The foregoing has shown and described the basic principles, principal features and advantages of the utility model. It will be understood by those skilled in the art that the present utility model is not limited to the above-described embodiments, and that the above-described embodiments and descriptions are only preferred embodiments of the present utility model, and are not intended to limit the utility model, and that various changes and modifications may be made therein without departing from the spirit and scope of the utility model as claimed. The scope of the utility model is defined by the appended claims and equivalents thereof.

Claims (6)

1. Submerged arc furnace with protective structure, including base (1), its characterized in that: the surface mounting of base (1) has lift post (3), the top of lift post (3) is connected with cap (4), the outer wall one side along (8) is fixed to surface one side of cap (4), the surface along (8) is equipped with screw (801), the inner wall center of screw (801) runs through has screw bolt (10), the outer wall a week of bell (9) is fixed in along (8) to the lid, the below parallel of bell along (8) is equipped with sealing washer (5), the top of furnace body (2) is fixed in sealing washer (5), the surface of furnace body (2) is equipped with slag notch (202), the outside of slag notch (202) is equipped with wall door (7), wall door (7) are connected with furnace body (2) through hinge (6), the top of bell (9) is run through there are three heating rod (11).

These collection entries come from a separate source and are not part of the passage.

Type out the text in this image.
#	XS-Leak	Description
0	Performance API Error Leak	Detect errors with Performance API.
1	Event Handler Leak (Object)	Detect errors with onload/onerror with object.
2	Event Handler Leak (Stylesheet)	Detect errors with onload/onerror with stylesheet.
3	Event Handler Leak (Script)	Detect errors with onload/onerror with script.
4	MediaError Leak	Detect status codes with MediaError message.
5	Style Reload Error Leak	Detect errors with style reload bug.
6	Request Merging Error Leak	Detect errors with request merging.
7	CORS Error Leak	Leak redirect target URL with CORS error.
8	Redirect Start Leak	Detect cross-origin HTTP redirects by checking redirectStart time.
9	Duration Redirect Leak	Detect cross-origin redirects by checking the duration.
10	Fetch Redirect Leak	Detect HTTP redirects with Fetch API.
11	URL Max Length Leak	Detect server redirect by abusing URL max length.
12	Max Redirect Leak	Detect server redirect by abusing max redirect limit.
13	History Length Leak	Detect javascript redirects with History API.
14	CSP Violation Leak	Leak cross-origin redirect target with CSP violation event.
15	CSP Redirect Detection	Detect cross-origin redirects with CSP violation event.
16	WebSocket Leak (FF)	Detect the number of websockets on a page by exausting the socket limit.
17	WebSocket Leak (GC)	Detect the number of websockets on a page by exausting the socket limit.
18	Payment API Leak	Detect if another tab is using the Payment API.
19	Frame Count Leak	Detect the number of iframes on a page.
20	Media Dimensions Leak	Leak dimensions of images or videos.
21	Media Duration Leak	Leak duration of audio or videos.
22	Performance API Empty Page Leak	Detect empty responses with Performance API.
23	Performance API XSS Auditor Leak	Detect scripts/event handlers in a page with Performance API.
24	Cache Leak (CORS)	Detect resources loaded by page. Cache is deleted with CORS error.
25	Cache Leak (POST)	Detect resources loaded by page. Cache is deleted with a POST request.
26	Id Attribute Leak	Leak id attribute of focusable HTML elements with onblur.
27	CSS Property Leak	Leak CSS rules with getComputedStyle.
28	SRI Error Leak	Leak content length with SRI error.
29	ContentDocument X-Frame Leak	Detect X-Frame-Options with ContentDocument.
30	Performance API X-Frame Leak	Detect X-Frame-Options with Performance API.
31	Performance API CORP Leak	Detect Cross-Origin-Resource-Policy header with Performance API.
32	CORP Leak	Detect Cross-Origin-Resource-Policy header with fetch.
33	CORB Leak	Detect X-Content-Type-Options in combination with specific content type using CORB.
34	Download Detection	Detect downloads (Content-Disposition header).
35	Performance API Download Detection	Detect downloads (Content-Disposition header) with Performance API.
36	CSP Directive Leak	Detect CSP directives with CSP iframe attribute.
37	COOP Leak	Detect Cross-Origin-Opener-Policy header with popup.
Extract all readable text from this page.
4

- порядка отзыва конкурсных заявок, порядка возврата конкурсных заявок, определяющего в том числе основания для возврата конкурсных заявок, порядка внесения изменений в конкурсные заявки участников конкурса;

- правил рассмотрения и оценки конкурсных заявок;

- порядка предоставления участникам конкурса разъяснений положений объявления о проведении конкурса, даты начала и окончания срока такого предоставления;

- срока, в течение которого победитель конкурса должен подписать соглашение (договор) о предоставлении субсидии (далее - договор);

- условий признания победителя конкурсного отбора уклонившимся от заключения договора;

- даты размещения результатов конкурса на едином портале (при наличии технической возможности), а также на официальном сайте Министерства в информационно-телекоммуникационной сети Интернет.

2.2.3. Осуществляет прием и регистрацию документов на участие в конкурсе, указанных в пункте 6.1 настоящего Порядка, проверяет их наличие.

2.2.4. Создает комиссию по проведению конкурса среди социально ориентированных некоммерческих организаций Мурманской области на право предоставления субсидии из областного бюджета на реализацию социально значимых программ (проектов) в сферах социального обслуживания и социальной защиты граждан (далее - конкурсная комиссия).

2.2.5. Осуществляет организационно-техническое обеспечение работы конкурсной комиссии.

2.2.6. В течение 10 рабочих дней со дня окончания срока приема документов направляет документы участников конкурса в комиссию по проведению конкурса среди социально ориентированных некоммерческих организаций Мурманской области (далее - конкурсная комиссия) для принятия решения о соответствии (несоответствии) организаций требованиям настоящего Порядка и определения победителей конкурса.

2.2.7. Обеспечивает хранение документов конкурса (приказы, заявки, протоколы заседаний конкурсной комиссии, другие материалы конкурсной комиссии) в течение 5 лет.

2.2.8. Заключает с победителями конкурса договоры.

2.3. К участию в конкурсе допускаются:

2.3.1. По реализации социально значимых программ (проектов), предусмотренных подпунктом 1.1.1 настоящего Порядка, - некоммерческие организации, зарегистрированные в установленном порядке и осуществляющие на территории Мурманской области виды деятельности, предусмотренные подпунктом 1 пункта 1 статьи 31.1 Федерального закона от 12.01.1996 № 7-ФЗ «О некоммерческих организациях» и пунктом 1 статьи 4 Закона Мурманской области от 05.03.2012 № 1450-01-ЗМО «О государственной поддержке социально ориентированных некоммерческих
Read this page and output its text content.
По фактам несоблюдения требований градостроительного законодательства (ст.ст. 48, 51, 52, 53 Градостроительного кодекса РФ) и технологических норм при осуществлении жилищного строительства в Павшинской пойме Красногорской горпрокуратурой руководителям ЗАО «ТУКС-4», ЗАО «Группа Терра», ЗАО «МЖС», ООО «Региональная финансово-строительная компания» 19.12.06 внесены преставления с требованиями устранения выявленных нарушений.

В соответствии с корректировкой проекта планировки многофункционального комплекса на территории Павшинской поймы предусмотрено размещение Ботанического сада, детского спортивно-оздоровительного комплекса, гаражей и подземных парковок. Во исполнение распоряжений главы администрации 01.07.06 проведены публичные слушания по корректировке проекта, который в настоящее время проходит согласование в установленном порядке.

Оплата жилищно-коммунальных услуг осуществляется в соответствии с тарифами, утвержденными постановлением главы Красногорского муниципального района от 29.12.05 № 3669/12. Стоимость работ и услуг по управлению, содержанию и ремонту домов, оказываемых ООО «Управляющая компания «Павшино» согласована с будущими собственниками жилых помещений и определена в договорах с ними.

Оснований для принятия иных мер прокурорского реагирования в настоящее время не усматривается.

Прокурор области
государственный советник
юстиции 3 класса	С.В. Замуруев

2. The submerged arc furnace with a protective structure according to claim 1, wherein: the surface of the sealing ring (5) is provided with a convex groove (501).

3. The submerged arc furnace with a protective structure according to claim 1, wherein: the inner wall of the cover edge (8) is provided with a groove (802).

4. The submerged arc furnace with a protective structure according to claim 1, wherein: the surface of the furnace body (2) is provided with a plurality of stirring ports (201), and the outer wall of the stirring ports (201) is provided with a wall door (7) for protection.

5. A submerged arc furnace with a protective structure according to claim 3, characterized in that: the grooves (802) are mutually attached to the convex grooves (501).

6. The submerged arc furnace with a protective structure according to claim 1, wherein: the furnace cover (9) and the heating rod (11) form an integrated structure.